Ungekürztes Werk "Das Wirtshaus im Spessart" von Wilhelm Hauff (Seite 35)
»Hab' ich dich jetzt, Schatzhauser im grünen Tannenwald? Und den dritten Wunsch will ich jetzt tun, den sollst du mir gewähren. So will ich hier auf der Stelle zweimal hunderttausend harte Taler und ein Haus und – o weh!« schrie er und schüttelte die Hand, denn das Waldmännlein hatte sich in glühendes Glas verwandelt und brannte wie sprühendes Feuer.
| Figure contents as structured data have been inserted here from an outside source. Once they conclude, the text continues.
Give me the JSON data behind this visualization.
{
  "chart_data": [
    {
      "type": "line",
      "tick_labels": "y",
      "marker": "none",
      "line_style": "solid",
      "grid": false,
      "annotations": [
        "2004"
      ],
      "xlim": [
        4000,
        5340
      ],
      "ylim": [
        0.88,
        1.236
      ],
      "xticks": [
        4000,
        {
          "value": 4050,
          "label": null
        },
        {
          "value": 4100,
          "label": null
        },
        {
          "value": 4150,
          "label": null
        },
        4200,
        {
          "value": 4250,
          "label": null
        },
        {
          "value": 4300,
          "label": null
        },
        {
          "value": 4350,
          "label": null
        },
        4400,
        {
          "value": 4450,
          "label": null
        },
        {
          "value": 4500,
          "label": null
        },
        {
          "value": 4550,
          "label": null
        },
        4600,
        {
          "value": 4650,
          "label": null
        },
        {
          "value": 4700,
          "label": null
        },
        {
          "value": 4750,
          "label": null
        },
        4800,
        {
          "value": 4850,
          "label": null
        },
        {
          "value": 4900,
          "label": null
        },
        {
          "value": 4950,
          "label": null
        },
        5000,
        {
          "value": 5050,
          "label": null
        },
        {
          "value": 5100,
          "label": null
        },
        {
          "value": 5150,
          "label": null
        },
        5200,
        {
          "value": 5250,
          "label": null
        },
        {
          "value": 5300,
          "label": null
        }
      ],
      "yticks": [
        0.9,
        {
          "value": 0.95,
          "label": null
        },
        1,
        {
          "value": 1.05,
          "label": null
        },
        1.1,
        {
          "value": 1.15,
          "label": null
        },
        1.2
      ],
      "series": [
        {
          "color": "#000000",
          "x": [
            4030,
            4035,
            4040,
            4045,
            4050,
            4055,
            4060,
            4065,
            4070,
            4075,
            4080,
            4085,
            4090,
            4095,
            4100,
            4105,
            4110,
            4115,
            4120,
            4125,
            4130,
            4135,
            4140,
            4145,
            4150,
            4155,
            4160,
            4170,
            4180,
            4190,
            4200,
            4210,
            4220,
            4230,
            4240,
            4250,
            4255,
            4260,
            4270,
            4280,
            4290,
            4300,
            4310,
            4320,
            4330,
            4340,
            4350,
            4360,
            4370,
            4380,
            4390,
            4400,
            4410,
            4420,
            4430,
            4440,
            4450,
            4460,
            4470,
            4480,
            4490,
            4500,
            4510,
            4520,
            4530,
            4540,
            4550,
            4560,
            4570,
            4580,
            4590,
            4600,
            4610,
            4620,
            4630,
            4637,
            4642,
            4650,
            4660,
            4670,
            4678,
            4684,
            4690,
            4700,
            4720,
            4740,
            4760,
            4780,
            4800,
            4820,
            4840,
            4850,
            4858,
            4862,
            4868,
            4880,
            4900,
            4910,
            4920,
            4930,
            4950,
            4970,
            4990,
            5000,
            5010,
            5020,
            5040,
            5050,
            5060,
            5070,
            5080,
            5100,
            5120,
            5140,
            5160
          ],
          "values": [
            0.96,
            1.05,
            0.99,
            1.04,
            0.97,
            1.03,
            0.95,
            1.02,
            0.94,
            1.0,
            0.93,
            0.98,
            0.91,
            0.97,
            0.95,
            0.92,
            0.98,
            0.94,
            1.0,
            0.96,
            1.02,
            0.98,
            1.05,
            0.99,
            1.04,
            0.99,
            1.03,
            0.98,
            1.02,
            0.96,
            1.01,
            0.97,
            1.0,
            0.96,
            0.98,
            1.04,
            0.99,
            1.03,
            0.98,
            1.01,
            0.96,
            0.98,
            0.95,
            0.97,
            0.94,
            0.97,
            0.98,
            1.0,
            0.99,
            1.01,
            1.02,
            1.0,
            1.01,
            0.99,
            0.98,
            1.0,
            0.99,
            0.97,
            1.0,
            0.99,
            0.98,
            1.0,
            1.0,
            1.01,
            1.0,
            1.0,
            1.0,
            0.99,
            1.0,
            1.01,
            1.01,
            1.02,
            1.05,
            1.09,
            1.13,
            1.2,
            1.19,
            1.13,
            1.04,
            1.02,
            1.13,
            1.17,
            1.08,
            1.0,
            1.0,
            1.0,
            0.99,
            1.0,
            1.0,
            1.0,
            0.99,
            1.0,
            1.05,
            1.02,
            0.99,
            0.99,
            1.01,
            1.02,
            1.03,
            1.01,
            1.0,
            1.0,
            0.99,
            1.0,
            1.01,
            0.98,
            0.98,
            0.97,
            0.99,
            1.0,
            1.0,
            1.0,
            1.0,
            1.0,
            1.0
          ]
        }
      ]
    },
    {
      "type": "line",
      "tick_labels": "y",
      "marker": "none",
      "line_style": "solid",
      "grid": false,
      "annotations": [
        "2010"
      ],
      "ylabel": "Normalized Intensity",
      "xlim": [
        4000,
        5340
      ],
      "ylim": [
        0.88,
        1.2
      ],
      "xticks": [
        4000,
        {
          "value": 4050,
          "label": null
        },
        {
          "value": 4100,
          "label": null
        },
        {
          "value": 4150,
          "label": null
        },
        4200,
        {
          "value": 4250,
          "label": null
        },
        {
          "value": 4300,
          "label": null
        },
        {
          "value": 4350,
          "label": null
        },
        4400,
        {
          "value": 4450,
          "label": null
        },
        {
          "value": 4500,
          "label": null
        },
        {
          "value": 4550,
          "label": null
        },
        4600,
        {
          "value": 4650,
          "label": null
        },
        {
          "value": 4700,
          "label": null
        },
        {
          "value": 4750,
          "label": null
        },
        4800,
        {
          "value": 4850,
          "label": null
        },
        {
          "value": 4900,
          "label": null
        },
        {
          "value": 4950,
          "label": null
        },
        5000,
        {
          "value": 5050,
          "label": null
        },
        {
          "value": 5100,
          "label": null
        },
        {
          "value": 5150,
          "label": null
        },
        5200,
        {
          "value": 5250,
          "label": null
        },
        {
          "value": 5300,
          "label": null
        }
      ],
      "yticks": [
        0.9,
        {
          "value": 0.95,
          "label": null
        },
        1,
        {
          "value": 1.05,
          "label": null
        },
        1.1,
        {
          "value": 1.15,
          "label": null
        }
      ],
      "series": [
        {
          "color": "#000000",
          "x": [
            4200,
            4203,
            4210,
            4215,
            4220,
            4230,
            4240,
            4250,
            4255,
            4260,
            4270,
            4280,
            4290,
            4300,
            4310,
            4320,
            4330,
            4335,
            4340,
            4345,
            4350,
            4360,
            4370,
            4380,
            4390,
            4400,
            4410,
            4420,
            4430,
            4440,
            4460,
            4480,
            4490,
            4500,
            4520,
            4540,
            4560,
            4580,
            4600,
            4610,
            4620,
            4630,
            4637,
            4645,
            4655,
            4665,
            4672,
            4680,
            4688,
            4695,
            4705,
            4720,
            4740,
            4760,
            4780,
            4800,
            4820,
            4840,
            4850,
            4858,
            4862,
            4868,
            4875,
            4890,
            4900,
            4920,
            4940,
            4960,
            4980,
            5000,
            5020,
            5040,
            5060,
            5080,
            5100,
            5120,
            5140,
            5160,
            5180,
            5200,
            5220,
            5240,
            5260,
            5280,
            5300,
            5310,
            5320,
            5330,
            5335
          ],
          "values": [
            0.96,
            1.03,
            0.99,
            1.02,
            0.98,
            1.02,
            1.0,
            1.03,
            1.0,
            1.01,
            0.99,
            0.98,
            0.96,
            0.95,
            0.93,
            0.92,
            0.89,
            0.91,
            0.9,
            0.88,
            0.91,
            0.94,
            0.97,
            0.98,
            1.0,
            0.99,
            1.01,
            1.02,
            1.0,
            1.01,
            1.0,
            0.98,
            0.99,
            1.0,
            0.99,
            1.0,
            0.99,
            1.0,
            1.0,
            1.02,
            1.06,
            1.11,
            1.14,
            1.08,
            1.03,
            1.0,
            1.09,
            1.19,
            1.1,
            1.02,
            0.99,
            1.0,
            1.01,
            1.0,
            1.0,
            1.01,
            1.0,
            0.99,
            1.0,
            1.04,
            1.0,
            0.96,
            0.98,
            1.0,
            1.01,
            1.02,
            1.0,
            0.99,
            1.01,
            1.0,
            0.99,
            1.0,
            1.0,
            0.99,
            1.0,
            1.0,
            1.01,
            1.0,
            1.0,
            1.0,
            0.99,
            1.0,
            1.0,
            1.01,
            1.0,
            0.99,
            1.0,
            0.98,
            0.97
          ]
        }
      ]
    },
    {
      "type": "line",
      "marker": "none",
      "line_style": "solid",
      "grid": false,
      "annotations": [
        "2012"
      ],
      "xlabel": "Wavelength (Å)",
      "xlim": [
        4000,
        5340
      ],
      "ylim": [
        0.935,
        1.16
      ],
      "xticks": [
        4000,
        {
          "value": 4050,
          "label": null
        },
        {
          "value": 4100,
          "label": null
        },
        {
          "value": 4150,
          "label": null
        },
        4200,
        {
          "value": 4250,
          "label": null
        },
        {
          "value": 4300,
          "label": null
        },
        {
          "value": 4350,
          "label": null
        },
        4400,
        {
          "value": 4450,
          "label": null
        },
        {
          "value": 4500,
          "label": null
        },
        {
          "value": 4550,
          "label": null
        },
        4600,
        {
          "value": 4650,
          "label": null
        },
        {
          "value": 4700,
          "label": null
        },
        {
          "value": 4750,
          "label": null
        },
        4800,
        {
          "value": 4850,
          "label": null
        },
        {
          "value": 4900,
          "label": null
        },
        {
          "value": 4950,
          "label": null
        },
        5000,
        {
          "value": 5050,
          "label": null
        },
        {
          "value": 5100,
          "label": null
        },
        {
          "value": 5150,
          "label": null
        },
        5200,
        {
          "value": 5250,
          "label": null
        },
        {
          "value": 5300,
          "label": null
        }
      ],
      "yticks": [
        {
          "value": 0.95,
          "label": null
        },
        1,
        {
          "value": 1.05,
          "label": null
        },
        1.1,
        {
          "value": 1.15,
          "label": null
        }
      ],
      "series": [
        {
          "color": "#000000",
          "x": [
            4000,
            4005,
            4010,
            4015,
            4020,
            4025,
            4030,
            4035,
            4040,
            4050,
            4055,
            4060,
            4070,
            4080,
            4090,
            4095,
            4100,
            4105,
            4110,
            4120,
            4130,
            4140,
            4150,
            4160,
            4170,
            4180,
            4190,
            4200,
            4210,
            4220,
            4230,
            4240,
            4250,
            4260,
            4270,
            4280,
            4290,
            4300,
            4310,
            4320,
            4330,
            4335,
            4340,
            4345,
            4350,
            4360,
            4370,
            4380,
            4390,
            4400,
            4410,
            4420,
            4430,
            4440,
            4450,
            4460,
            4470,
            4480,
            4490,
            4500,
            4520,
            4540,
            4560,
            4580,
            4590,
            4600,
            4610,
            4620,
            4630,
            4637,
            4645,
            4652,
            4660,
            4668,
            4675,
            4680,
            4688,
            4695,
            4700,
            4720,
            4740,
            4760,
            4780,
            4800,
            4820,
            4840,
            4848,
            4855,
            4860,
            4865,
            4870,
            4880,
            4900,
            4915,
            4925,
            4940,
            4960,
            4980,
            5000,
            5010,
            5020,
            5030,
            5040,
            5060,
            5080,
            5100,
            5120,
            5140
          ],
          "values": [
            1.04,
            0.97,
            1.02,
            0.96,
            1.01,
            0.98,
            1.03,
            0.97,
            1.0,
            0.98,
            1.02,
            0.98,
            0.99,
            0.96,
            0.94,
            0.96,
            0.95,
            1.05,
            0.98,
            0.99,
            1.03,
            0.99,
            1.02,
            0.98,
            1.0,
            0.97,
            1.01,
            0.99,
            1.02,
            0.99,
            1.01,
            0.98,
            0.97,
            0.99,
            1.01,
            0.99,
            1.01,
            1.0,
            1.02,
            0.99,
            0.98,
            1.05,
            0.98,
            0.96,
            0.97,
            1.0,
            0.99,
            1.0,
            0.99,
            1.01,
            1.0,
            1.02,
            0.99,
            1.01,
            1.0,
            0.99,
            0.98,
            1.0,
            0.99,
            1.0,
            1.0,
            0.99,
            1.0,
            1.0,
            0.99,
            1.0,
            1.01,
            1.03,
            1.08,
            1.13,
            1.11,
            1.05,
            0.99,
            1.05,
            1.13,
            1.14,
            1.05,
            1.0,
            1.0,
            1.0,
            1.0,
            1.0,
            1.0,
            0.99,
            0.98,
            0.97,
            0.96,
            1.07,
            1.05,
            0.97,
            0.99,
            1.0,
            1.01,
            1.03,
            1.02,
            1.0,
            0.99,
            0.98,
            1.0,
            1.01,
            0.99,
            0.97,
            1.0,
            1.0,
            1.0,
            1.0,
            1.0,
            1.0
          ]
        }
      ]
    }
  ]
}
Aber von dem Männlein war nichts mehr zu sehen.
Mehrere Tage lang erinnerte ihn seine geschwollene Hand an seine Undankbarkeit und Torheit. Dann aber übertäubte er sein Gewissen und sprach: »Und wenn sie mir die Glashütte und alles verkaufen, so bleibt mir doch immer der dicke Ezechiel. Solange der Geld hat am Sonntag, kann es mir nicht fehlen.«
Ja, Peter, aber wenn er keines hat? Und so geschah es eines Tages und war ein wunderliches Rechenexempel. Denn eines Sonntags kam er angefahren ans Wirtshaus, und die Leute streckten die Köpfe durch die Fenster, und der eine sagte: »Da kommt der Spielpeter«, und der andere: »Ja, der Tanzkaiser, der reiche Glasmann.«
Und ein dritter schüttelte den Kopf und sprach: »Mit dem Reichtum kann man es machen; man sagt allerlei von seinen Schulden, und in der Stadt hat einer gesagt, der Amtmann werde nicht mehr lange säumen zum Auspfänden.«
Indessen grüßte der reiche Peter die Gäste am Fenster vornehm und gravitätisch, stieg vom Wagen und schrie: »Sonnenwirt, guten Abend! Ist der dicke Ezechiel schon da?«
Und eine tiefe Stimme rief: »Nur herein, Peter! Dein Platz ist dir aufbehalten; wir sind schon da und bei den Karten.«
So trat Peter Munk in die Wirtsstube, fuhr gleich in die Tasche und merkte, daß Ezechiel gut versehen sein müsse, denn seine Tasche war bis oben angefüllt.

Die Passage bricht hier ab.